La Banque mondiale estime que 35% de l’économie grecque fonctionne "au noir". Les économistes locaux jugent ce pourcentage édulcoré. D’ailleurs, lorsque l’on demande à l’un d’eux quel est le salaire médian dans le pays, il s’esclaffe. Le salaire minimum est de 700 euros par mois. "Cela ne signifie rien, chacun a deux ou trois emplois", explique Richard Someritis, éditorialiste au quotidien de centre gauche To Vima.

Une société devenue individualiste

C’est particulièrement vrai des fonctionnaires grecs, qui représentent 32 % des salariés et 40 % des dépenses publiques. "Sept fonctionnaires sur dix ne travaillent pas dans ce pays", affirme Gikas Hardouvelis, professeur d’économie à l’université d’Athènes.
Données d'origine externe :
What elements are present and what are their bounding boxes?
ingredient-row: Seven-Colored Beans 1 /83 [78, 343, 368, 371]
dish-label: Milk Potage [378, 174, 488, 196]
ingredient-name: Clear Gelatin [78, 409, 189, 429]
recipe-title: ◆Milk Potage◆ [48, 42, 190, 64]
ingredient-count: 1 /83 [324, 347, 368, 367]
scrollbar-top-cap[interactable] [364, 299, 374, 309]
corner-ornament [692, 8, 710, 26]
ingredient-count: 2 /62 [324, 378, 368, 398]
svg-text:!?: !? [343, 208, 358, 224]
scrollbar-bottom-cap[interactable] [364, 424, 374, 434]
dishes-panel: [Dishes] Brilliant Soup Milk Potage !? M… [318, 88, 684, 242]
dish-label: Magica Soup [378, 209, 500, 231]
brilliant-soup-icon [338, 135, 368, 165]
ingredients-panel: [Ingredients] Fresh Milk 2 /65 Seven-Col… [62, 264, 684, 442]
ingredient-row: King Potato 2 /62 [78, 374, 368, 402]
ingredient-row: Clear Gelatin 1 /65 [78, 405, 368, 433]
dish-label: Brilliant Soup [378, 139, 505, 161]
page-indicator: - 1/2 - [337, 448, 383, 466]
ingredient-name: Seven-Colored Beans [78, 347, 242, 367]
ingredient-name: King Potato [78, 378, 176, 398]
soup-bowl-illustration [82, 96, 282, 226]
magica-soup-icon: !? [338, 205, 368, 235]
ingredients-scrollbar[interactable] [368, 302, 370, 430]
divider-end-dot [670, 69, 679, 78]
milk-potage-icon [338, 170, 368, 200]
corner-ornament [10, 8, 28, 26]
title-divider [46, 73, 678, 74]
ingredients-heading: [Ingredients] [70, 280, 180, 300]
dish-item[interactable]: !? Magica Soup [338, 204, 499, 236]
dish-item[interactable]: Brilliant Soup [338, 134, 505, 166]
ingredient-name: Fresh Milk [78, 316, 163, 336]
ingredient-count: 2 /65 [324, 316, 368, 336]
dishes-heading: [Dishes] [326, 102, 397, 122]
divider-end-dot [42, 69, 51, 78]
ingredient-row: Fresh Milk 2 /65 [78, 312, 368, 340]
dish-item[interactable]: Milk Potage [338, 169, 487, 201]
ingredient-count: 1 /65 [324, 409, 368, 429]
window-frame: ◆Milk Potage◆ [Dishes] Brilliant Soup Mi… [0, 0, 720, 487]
Ils touchent néanmoins des primes pour "usage d’ordinateur", "responsabilité"… Les douaniers grecs ont même décroché une prime pour arriver au travail à l’heure. La plupart de ces primes ne sont pas imposées, mais elles doublent souvent les salaires. "En France, s’indigne M. Someritis*, vous avez au moins des trains qui roulent. Ici, il n’y a que des déficits !*"

Ce délabrement de l’Etat grec pose la question de savoir si le premier ministre actuel, M. Papandréou, sera capable d’appliquer les mesures d’austérité promises à la communauté européenne, pour sauver son État de la faillite. On lui prête l’intention de faire publier prochainement par les journaux les listes des plus grands fraudeurs du fisc, une méthode qui pourrait siffler l’arrêt de l’évasion fiscale. Et signaler le retour à un minimum de justice face à l’impôt. Pour l’heure, M. Papandréou a 60 % des Grecs derrière lui.

Il aura fort à faire, car la crise en Grèce n’est pas économique, mais politique et sociale. "Nous avons perdu notre cohésion sociale, explique l’écrivain Takis Theodoropoulos, nous sommes passés en un clin d’œil d’une société communautaire à une société dite ouverte, c’est-à-dire individualiste, une société dure et violente. C’est très nouveau. Les Grecs sont des enfants". Berlin, Paris et Washington exigent maintenant que l’enfant grandisse vite. Très, très vite.